In neither of these cancers is the exact mechanism(s) of aspirin's
preventive effects known. However, work from the University of
Chicago Medical Center is providing insights into how aspirin
blocks the production of prostaglandin. This research may allow
development of new forms of aspirin, possibly with fewer side
effects and targeted to specific needs.

A study led by Michael Garavito, PhD, associate professor of biochemistry
and molecular biology, and published in Nature/Structural Biology
(August, 1995), shows that the aspirin molecule splits into two
parts; one part binds to prostaglandin H2 synthase (PGHS-1).
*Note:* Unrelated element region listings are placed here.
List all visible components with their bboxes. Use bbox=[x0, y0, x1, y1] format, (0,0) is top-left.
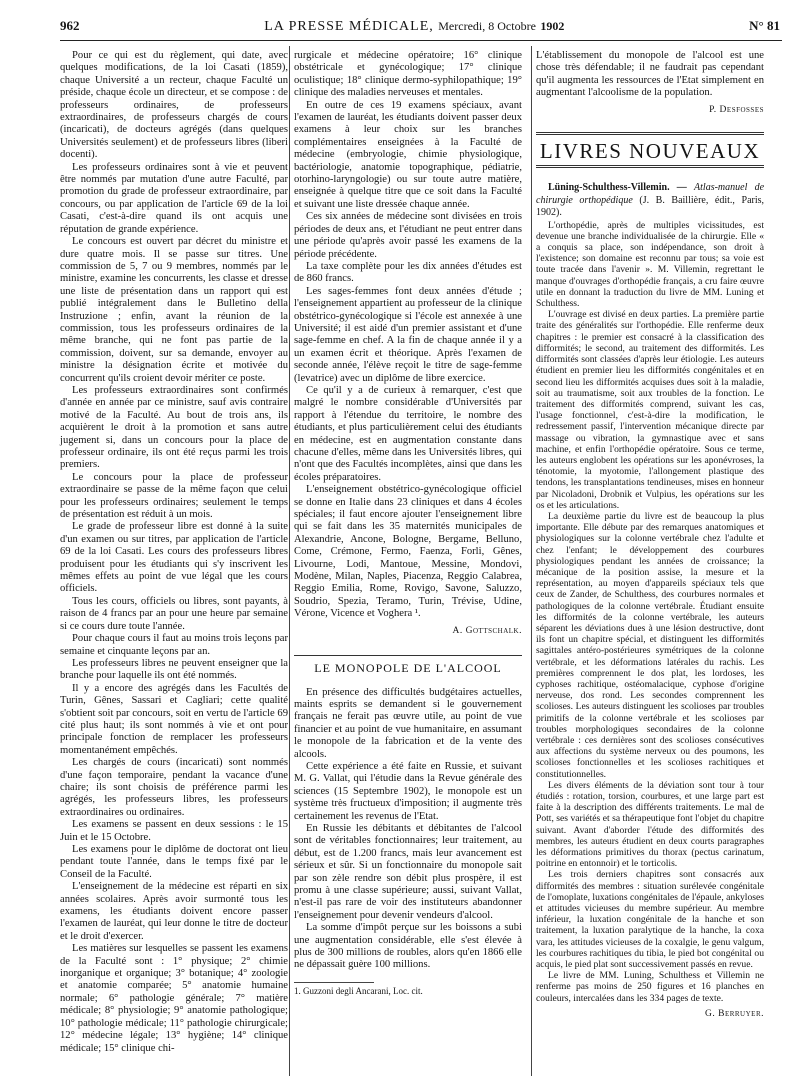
book-author: Lüning-Schulthess-Villemin. — bbox=[548, 182, 687, 194]
paragraph: rurgicale et médecine opératoire; 16° clinique obstétricale et gynécologique; 17° clinique oculistique; 18° clinique dermo-syphilopathique; 19° clinique des maladies nerveuses et mentales. bbox=[294, 50, 522, 99]
book-publisher: (J. B. Baillière, édit., Paris, 1902). bbox=[536, 194, 765, 219]
paragraph: Pour chaque cours il faut au moins trois leçons par semaine et cinquante leçons par an. bbox=[60, 633, 288, 657]
book-reference bbox=[536, 182, 764, 219]
paragraph: Ces six années de médecine sont divisées en trois périodes de deux ans, et l'étudiant ne peut entrer dans une période qu'après avoir passé les examens de la période précédente. bbox=[294, 211, 522, 260]
paragraph: Il y a encore des agrégés dans les Facultés de Turin, Gênes, Sassari et Cagliari; cette qualité s'obtient soit par concours, soit en vertu de l'article 69 cité plus haut; ils sont nommés à vie et ont pour principale fonction de remplacer les professeurs momentanément empêchés. bbox=[60, 682, 288, 756]
paragraph: Les divers éléments de la déviation sont tour à tour étudiés : rotation, torsion, courbures, et une large part est faite à la description des différents traitements. Le mal de Pott, ses variétés et sa thérapeutique font l'objet du chapitre suivant. Avant d'aborder l'étude des difformités des membres, les auteurs étudient en deux courts paragraphes les déformations primitives du thorax (pectus carinatum, poitrine en entonnoir) et le torticolis. bbox=[536, 779, 764, 870]
paragraph: Les sages-femmes font deux années d'étude ; l'enseignement appartient au professeur de la clinique obstétrico-gynécologique si l'école est annexée à une Université; il est aidé d'un premier assistant et d'une sage-femme en chef. A la fin de chaque année il y a un examen écrit et théorique. Après l'examen de seconde année, l'élève reçoit le titre de sage-femme (levatrice) avec un diplôme de libre exercice. bbox=[294, 285, 522, 384]
paragraph: Pour ce qui est du règlement, qui date, avec quelques modifications, de la loi Casati (1859), chaque Université a un recteur, chaque Faculté un préside, chaque école un directeur, et se compose : de professeurs ordinaires, de professeurs extraordinaires, de professeurs chargés de cours (incaricati), de docteurs agrégés (dans quelques Universités seulement) et de professeurs libres (liberi docenti). bbox=[60, 50, 288, 161]
paragraph: Tous les cours, officiels ou libres, sont payants, à raison de 4 francs par an pour une heure par semaine si ce cours dure toute l'année. bbox=[60, 595, 288, 632]
paragraph: L'enseignement obstétrico-gynécologique officiel se donne en Italie dans 23 cliniques et dans 4 écoles spéciales; il faut encore ajouter l'enseignement libre qui se fait dans les 35 maternités municipales de Alexandrie, Ancone, Bologne, Bergame, Belluno, Come, Crémone, Fermo, Faenza, Forli, Gênes, Livourne, Lodi, Mantoue, Messine, Mondovi, Modène, Milan, Naples, Piacenza, Reggio Calabrea, Reggio Emilia, Rome, Rovigo, Savone, Saluzzo, Soudrio, Spezia, Teramo, Turin, Trévise, Udine, Vérone, Vicence et Voghera ¹. bbox=[294, 484, 522, 620]
column-2 bbox=[294, 50, 522, 997]
paragraph: La deuxième partie du livre est de beaucoup la plus importante. Elle débute par des remarques anatomiques et physiologiques sur la colonne vertébrale chez l'adulte et chez l'enfant; le développement des courbures physiologiques pendant les années de croissance; la mécanique de la position assise, la mesure et la représentation, au moyen d'appareils spéciaux tels que ceux de Zander, de Schulthess, des courbures normales et pathologiques de la colonne vertébrale. Étudiant ensuite les difformités de la colonne vertébrale, les auteurs séparent les déviations dues à une lésion destructive, dont ils font un chapitre spécial, et distinguent les difformités sagittales antéro-postérieures symétriques de la colonne vertébrale, et les déformations latérales du rachis. Les premières comprennent le dos plat, les lordoses, les cyphoses rachitique, ostéomalacique, cyphose d'origine nerveuse, dos rond. Les secondes comprennent les scolioses. Les auteurs distinguent les scolioses par troubles primitifs de la colonne vertébrale et les scolioses par troubles morphologiques secondaires de la colonne vertébrale : ces dernières sont des scolioses consécutives aux affections du système nerveux ou des poumons, les scolioses fonctionnelles et les scolioses rachitiques et constitutionnelles. bbox=[536, 510, 764, 780]
paragraph: Les professeurs extraordinaires sont confirmés d'année en année par ce ministre, sauf avis contraire motivé de la Faculté. Au bout de trois ans, ils acquièrent le droit à la promotion et sans autre jugement si, dans un concours pour la place de professeur ordinaire, ils ont été reçus parmi les trois premiers. bbox=[60, 384, 288, 471]
paragraph: Les professeurs libres ne peuvent enseigner que la branche pour laquelle ils ont été nommés. bbox=[60, 657, 288, 682]
book-title: Atlas-manuel de chirurgie orthopédique bbox=[536, 182, 765, 206]
paragraph: En présence des difficultés budgétaires actuelles, maints esprits se demandent si le gouvernement français ne ferait pas œuvre utile, au point de vue financier et au point de vue humanitaire, en assumant le monopole de la fabrication et de la vente des alcools. bbox=[294, 686, 522, 760]
paragraph: Le concours est ouvert par décret du ministre et dure quatre mois. Il se passe sur titres. Une commission de 5, 7 ou 9 membres, nommés par le ministre, examine les concurrents, les classe et dresse une liste de présentation dans un rapport qui est publié intégralement dans le Bulletino della Instruzione ; enfin, avant la réunion de la commission, tous les professeurs ordinaires de la même branche, qui ne font pas partie de la commission, doivent, sur sa demande, envoyer au ministre la désignation écrite et motivée du concurrent qu'ils croient devoir mériter ce poste. bbox=[60, 236, 288, 384]
column-3 bbox=[536, 50, 764, 1020]
paragraph: L'orthopédie, après de multiples vicissitudes, est devenue une branche individualisée de la chirurgie. Elle « a conquis sa place, son indépendance, son droit à l'existence; son domaine est reconnu par tous; sa voie est toute tracée dans l'avenir ». M. Villemin, regrettant le manque d'ouvrages d'orthopédie français, a cru faire œuvre utile en donnant la traduction du livre de MM. Luning et Schulthess. bbox=[536, 219, 764, 310]
article-title: LE MONOPOLE DE L'ALCOOL bbox=[294, 655, 522, 674]
issue-number: N° 81 bbox=[749, 18, 780, 33]
footnote-rule bbox=[294, 982, 374, 983]
issue-year: 1902 bbox=[540, 19, 565, 33]
page-number: 962 bbox=[60, 18, 80, 33]
header-rule bbox=[60, 40, 782, 41]
paragraph: Les trois derniers chapitres sont consacrés aux difformités des membres : situation surélevée congénitale de l'omoplate, luxations congénitales de l'épaule, ankyloses et attitudes vicieuses du membre supérieur. Au membre inférieur, la luxation congénitale de la hanche et son traitement, la luxation paralytique de la hanche, la coxa vara, les attitudes vicieuses de la coxalgie, le genu valgum, les courbures rachitiques du tibia, le pied bot congénital ou acquis, le pied plat sont successivement passés en revue. bbox=[536, 869, 764, 971]
paragraph: La taxe complète pour les dix années d'études est de 860 francs. bbox=[294, 260, 522, 285]
journal-title: LA PRESSE MÉDICALE, bbox=[264, 19, 434, 34]
paragraph: Ce qu'il y a de curieux à remarquer, c'est que malgré le nombre considérable d'Universités par rapport à l'étendue du territoire, le nombre des étudiants, et plus particulièrement celui des étudiants en médecine, est en augmentation constante dans chacune d'elles, même dans les Universités libres, qui n'ont que des Facultés incomplètes, ainsi que dans les écoles préparatoires. bbox=[294, 384, 522, 483]
author-signature: P. Desfosses bbox=[709, 104, 764, 115]
paragraph: L'ouvrage est divisé en deux parties. La première partie traite des généralités sur l'orthopédie. Elle renferme deux chapitres : le premier est consacré à la classification des difformités; le second, au traitement des difformités. Les difformités sont classées d'après leur étiologie. Les auteurs étudient en premier lieu les difformités congénitales et en second lieu les difformités acquises dues soit à la maladie, soit au traumatisme, soit aux troubles de la fonction. Le traitement des difformités comprend, suivant les cas, l'usage fonctionnel, c'est-à-dire la modification, le redressement passif, l'intervention mécanique directe par massage ou vibration, la gymnastique avec et sans machine, et enfin l'orthopédie opératoire. Sous ce terme, les auteurs englobent les opérations sur les aponévroses, la ténotomie, la myotomie, l'allongement plastique des tendons, les transplantations tendineuses, mises en honneur par Nicoladoni, Drobnik et Vulpius, les opérations sur les os et les articulations. bbox=[536, 309, 764, 511]
paragraph: Cette expérience a été faite en Russie, et suivant M. G. Vallat, qui l'étudie dans la Revue générale des sciences (15 Septembre 1902), le monopole est un système très fructueux d'imposition; il augmente très certainement les revenus de l'Etat. bbox=[294, 760, 522, 822]
paragraph: L'établissement du monopole de l'alcool est une chose très défendable; il ne faudrait pas cependant qu'il augmenta les ressources de l'Etat simplement en augmentant l'alcoolisme de la population. bbox=[536, 50, 764, 99]
paragraph: La somme d'impôt perçue sur les boissons a subi une augmentation considérable, elle s'est élevée à plus de 300 millions de roubles, alors qu'en 1866 elle ne dépassait guère 100 millions. bbox=[294, 922, 522, 971]
footnote: 1. Guzzoni degli Ancarani, Loc. cit. bbox=[294, 985, 423, 996]
author-signature: G. Berruyer. bbox=[705, 1008, 764, 1019]
column-divider bbox=[531, 46, 532, 1076]
paragraph: Le grade de professeur libre est donné à la suite d'un examen ou sur titres, par application de l'article 69 de la loi Casati. Les cours des professeurs libres produisent pour les étudiants qui s'y inscrivent les mêmes effets au point de vue légal que les cours officiels. bbox=[60, 521, 288, 595]
issue-date: Mercredi, 8 Octobre bbox=[438, 19, 536, 33]
page-header bbox=[60, 18, 780, 38]
author-signature: A. Gottschalk. bbox=[452, 625, 522, 636]
paragraph: Les chargés de cours (incaricati) sont nommés d'une façon temporaire, pendant la vacance d'une chaire; ils sont choisis de préférence parmi les agrégés, les professeurs libres, les professeurs extraordinaires ou ordinaires. bbox=[60, 757, 288, 818]
paragraph: Les examens pour le diplôme de doctorat ont lieu pendant toute l'année, dans le temps fixé par le Conseil de la Faculté. bbox=[60, 844, 288, 880]
paragraph: Le livre de MM. Luning, Schulthess et Villemin ne renferme pas moins de 250 figures et 16 planches en couleurs, intercalées dans les 334 pages de texte. bbox=[536, 970, 764, 1004]
paragraph: Les matières sur lesquelles se passent les examens de la Faculté sont : 1° physique; 2° chimie inorganique et organique; 3° botanique; 4° zoologie et anatomie comparée; 5° anatomie humaine normale; 6° pathologie générale; 7° matière médicale; 8° physiologie; 9° anatomie pathologique; 10° pathologie médicale; 11° pathologie chirurgicale; 12° médecine légale; 13° hygiène; 14° clinique médicale; 15° clinique chi- bbox=[60, 943, 288, 1054]
paragraph: Le concours pour la place de professeur extraordinaire se passe de la même façon que celui pour les professeurs ordinaires; seulement le temps de présentation est réduit à un mois. bbox=[60, 471, 288, 521]
paragraph: En Russie les débitants et débitantes de l'alcool sont de véritables fonctionnaires; leur traitement, au début, est de 1.200 francs, mais leur avancement est sérieux et sûr. Si un fonctionnaire du monopole sait par son zèle rendre son débit plus prospère, il est promu à une classe supérieure; aussi, suivant Vallat, n'est-il pas rare de voir des instituteurs abandonner l'enseignement pour devenir vendeurs d'alcool. bbox=[294, 822, 522, 921]
paragraph: Les professeurs ordinaires sont à vie et peuvent être nommés par mutation d'une autre Faculté, par promotion du grade de professeur extraordinaire, par concours, ou par application de l'article 69 de la loi Casati, c'est-à-dire quand ils ont acquis une réputation de grande expérience. bbox=[60, 161, 288, 235]
journal-masthead bbox=[264, 19, 564, 35]
column-divider bbox=[289, 46, 290, 1076]
column-1 bbox=[60, 50, 288, 1055]
paragraph: Les examens se passent en deux sessions : le 15 Juin et le 15 Octobre. bbox=[60, 819, 288, 843]
section-title: LIVRES NOUVEAUX bbox=[536, 132, 764, 168]
paragraph: En outre de ces 19 examens spéciaux, avant l'examen de lauréat, les étudiants doivent passer deux examens à leur choix sur les branches complémentaires enseignées à la Faculté de médecine (embryologie, chimie physiologique, bactériologie, anatomie topographique, pédiatrie, otorhino-laryngologie) ou sur toute autre matière, enseignée à quelque titre que ce soit dans la Faculté et suivant une liste dressée chaque année. bbox=[294, 99, 522, 210]
paragraph: L'enseignement de la médecine est réparti en six années scolaires. Après avoir surmonté tous les examens, les étudiants doivent encore passer l'examen de lauréat, qui leur donne le titre de docteur et le droit d'exercer. bbox=[60, 881, 288, 942]
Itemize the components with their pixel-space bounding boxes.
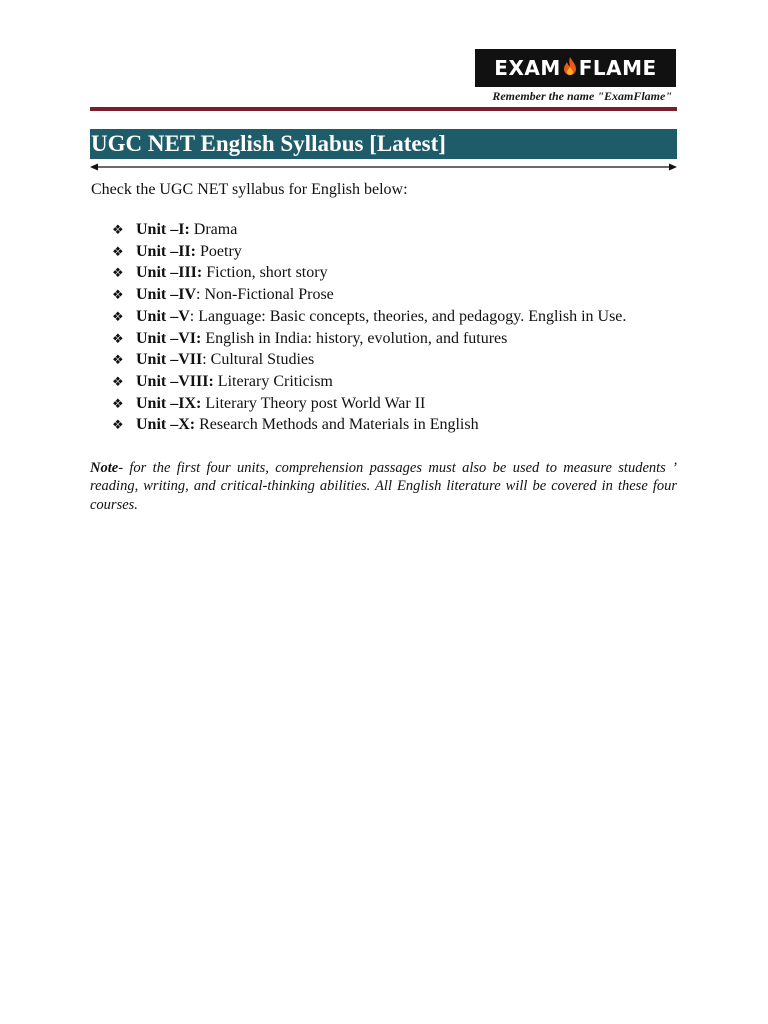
list-item [112, 242, 626, 264]
logo-flame-text: FLAME [578, 56, 657, 80]
intro-text: Check the UGC NET syllabus for English below: [91, 181, 408, 198]
note-label: Note [90, 459, 119, 476]
unit-label: Unit –I: [136, 221, 190, 238]
unit-label: Unit –II: [136, 242, 197, 260]
diamond-bullet-icon: ❖ [112, 288, 124, 304]
unit-label: Unit –III: [136, 264, 203, 282]
diamond-bullet-icon: ❖ [112, 266, 124, 282]
diamond-bullet-icon: ❖ [112, 244, 124, 260]
diamond-bullet-icon: ❖ [112, 374, 124, 390]
unit-label: Unit –IV [136, 286, 197, 304]
unit-text: Literary Criticism [213, 372, 333, 390]
list-item [112, 372, 626, 394]
unit-label: Unit –V [136, 307, 190, 325]
unit-label: Unit –IX: [136, 394, 202, 412]
header-divider [90, 107, 677, 111]
list-item [112, 415, 626, 437]
diamond-bullet-icon: ❖ [112, 331, 124, 347]
unit-text: : Cultural Studies [202, 351, 315, 369]
diamond-bullet-icon: ❖ [112, 418, 124, 434]
list-item [112, 329, 626, 351]
unit-text: Drama [189, 221, 238, 238]
examflame-logo [475, 49, 676, 87]
unit-text: Poetry [196, 242, 242, 260]
diamond-bullet-icon: ❖ [112, 396, 124, 412]
unit-label: Unit –VII [136, 351, 203, 369]
page-title: UGC NET English Syllabus [Latest] [90, 129, 677, 159]
double-arrow-divider [90, 162, 677, 172]
unit-list [112, 220, 626, 437]
list-item [112, 350, 626, 372]
unit-text: Fiction, short story [202, 264, 328, 282]
unit-text: English in India: history, evolution, and futures [201, 329, 508, 347]
unit-label: Unit –VI: [136, 329, 202, 347]
note-paragraph [90, 459, 677, 515]
unit-text: : Non-Fictional Prose [196, 286, 334, 304]
logo-exam-text: EXAM [494, 56, 561, 80]
note-text: - for the first four units, comprehension passages must also be used to measure students ’ reading, writing, and critical-thinking abilities. All English literature will be covered in these four courses. [90, 459, 677, 513]
list-item [112, 307, 626, 329]
list-item [112, 285, 626, 307]
unit-label: Unit –X: [136, 416, 196, 434]
list-item [112, 394, 626, 416]
diamond-bullet-icon: ❖ [112, 309, 124, 325]
diamond-bullet-icon: ❖ [112, 353, 124, 369]
flame-icon [563, 56, 577, 81]
unit-text: : Language: Basic concepts, theories, and pedagogy. English in Use. [189, 307, 627, 325]
diamond-bullet-icon: ❖ [112, 223, 124, 238]
unit-text: Literary Theory post World War II [201, 394, 426, 412]
unit-label: Unit –VIII: [136, 372, 214, 390]
list-item [112, 263, 626, 285]
unit-text: Research Methods and Materials in English [195, 416, 479, 434]
list-item [112, 220, 626, 242]
tagline: Remember the name "ExamFlame" [492, 89, 672, 103]
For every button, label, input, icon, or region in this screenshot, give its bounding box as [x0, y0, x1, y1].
As shown in the illustration on page 1, the salicylic acid portion
of aspirin partially blocks, but does not covalently bond to,
the tunnel through which prostaglandin precursors pass to reach
the PGHS-1 core for conversion into prostaglandin. The acetyl
group covalently bonds to a serine residue of the protein inside
the tunnel, where it blocks precursors from reaching the enzyme
core.

Four years ago, Dr. Garavito noted, several investigators reported
that there are two types of PGHS. PGHS-1 is constantly present
in nearly all cells, while PGHS-2 is made only as needed and just
by those cells involved in inflammation and immune responses.

None of the currently available NSAIDs discriminates between the
two enzyme forms, he said. Instead, current drugs block PGHS-1
in the stomach, leading to GI side effects. PGHS-2 is only partly
blocked by aspirin, while PGHS-1 is completely knocked out, he
said.

"Just 4 years ago the consensus in the pharmaceutical community
was that you couldn't build a better aspirin," Dr. Garavito
commented. "But understanding the differences between the
two forms of PGHS may allow us to do exactly that."